The Doctor's companions all thought that was a very sly way of excusing his deliberate breaking of the rule about interference, but they refrained from comment. As they reached the TARDIS and Susan opened the door for her two human companions who were taking longingly of showers, camomile lotion for their flea bites and clean clothes The Doctor paused and looked back at the glow of the bonfire against the darkening sky.

“May your gods continue to bless you, dear children,” he whispered.

“We don’t believe in gods,” Susan reminded him.

“But they do, and that’s what matters,” The Doctor replied, reaching out his arm around her shoulder.

“Grandfather… I was wondering….”

“Mmm?”

“When you predicted that Aine would have a healthy baby and a long life… did you know then that you would be the one to be there for her at the birth. And… is it possible that she or the baby COULD have died if you weren’t there… and so… your prophecy was only true because you were there to make it true? And is THAT interference in the timeline?”

“Multiple questions. A habit you have picked up from living among humans.”

“Grandfather….”

“When I looked into the future I only saw a happy future. But it IS possible that – one we arrived and became part of events in this timeline – it was inevitable that her future was dependent on my being there with the skills to bring her through the birth safely. To suggest that I deliberately….”

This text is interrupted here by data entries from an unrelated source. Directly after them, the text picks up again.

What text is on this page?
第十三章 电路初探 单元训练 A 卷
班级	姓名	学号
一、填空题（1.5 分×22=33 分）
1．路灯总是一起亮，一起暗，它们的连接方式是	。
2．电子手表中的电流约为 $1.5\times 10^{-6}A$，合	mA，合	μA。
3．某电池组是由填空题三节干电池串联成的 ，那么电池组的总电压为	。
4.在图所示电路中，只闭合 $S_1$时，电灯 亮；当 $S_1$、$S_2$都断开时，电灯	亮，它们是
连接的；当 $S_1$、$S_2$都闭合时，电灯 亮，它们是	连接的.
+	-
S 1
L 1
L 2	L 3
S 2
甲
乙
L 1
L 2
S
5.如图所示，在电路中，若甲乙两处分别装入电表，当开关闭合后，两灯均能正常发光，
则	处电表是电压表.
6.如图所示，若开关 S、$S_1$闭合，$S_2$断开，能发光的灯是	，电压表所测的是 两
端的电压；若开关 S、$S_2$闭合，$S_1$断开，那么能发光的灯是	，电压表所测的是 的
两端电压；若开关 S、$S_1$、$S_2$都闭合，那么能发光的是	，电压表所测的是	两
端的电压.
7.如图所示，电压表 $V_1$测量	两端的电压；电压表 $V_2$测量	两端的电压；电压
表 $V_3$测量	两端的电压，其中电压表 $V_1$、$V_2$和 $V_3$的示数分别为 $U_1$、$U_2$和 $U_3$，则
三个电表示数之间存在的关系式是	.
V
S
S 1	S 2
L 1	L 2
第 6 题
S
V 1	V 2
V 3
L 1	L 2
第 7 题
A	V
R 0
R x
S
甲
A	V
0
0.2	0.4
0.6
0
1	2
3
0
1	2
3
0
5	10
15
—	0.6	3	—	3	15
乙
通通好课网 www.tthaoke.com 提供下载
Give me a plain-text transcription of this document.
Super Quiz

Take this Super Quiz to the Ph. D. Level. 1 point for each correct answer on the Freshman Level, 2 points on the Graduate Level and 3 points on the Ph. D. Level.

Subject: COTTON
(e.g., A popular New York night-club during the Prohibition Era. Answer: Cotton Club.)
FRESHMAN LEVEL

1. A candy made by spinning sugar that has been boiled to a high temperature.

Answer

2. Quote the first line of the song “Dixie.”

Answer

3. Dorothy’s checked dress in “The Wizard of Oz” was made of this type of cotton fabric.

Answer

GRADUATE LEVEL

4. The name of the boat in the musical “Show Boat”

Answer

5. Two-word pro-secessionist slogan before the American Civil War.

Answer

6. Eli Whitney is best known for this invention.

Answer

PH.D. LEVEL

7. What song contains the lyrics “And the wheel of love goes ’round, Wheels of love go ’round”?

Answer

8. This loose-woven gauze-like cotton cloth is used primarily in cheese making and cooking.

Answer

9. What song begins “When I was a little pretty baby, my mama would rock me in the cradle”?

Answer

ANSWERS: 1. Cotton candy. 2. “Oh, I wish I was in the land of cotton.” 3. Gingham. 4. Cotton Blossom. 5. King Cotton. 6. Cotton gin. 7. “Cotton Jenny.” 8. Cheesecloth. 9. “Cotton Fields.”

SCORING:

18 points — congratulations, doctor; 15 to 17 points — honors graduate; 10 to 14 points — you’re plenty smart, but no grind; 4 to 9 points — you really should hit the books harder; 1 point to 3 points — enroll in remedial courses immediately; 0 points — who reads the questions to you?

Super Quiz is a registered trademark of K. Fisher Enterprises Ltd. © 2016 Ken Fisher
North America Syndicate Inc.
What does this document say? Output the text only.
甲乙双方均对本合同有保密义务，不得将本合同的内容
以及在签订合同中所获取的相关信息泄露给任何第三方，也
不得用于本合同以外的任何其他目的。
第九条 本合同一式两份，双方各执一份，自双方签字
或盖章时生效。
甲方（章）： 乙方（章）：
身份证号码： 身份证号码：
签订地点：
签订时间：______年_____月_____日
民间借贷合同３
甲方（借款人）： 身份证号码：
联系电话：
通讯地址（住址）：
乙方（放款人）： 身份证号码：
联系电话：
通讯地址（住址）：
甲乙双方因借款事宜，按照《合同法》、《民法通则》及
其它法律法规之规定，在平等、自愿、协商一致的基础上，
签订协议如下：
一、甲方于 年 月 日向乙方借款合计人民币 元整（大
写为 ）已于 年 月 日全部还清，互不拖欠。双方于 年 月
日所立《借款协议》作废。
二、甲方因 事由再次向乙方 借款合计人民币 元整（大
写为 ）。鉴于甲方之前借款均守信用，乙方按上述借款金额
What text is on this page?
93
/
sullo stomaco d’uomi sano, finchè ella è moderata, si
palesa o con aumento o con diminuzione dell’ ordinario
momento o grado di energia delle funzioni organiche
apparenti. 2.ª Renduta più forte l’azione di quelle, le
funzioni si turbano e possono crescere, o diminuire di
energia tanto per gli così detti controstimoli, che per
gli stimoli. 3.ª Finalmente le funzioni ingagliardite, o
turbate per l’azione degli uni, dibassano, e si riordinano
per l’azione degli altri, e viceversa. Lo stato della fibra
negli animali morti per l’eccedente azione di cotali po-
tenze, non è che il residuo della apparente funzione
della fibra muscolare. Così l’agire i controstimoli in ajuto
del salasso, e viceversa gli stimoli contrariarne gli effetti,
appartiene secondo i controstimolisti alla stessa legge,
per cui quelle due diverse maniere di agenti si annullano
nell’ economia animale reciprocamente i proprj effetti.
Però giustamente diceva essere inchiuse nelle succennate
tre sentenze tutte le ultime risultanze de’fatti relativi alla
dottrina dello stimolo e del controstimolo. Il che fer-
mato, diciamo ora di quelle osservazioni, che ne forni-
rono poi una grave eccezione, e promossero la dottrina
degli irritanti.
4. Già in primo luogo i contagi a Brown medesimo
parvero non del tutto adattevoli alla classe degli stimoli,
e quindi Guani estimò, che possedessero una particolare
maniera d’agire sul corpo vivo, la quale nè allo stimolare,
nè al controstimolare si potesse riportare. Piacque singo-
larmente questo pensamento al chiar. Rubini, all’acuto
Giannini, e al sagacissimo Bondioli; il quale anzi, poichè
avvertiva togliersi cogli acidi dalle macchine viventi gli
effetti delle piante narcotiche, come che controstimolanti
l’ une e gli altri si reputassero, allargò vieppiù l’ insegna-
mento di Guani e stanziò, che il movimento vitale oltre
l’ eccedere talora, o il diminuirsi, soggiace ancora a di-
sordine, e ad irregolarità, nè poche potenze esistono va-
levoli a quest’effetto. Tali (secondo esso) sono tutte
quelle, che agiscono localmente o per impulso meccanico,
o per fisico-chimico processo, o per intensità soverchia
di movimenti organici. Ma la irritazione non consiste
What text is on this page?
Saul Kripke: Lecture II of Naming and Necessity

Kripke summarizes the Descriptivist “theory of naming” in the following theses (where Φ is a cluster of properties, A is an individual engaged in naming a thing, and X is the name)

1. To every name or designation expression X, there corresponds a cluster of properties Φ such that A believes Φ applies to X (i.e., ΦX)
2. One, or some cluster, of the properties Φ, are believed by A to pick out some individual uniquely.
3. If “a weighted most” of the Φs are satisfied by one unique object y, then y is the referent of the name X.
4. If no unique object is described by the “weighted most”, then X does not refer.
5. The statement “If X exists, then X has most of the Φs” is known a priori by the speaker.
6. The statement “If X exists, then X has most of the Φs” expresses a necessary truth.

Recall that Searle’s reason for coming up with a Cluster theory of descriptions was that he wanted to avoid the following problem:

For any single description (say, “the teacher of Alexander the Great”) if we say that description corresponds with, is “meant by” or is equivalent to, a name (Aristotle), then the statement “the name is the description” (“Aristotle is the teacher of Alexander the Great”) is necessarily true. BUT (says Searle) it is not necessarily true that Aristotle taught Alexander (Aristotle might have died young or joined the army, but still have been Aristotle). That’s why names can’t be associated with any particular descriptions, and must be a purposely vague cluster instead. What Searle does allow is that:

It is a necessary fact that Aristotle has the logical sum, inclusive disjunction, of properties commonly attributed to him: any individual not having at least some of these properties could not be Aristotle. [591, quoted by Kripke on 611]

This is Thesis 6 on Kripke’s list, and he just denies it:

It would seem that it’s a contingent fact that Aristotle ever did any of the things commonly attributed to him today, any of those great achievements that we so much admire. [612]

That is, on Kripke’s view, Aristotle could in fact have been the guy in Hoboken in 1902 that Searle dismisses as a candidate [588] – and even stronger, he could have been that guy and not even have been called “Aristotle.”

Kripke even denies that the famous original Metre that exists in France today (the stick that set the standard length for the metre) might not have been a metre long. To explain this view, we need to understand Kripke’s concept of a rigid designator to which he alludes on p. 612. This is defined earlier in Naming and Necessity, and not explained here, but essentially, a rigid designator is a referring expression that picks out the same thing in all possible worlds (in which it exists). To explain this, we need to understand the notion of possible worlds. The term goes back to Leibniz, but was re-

“Oh, I don’t care if you did or not,” Susan told her grandfather, hugging him around the neck. “I’m just glad you did. I don’t care what the Laws of Time say. I WANT you to interfere in THOSE kind of ways.”

“I shall endeavour to do as you wish,” The Doctor told her. “Come, let us be on our way, now… before somebody discovers that we’re NOT the messengers of Manannán mac Lir.”

He went inside the TARDIS. Susan followed. A moment later it dematerialised and their adventures continued in other places and other times.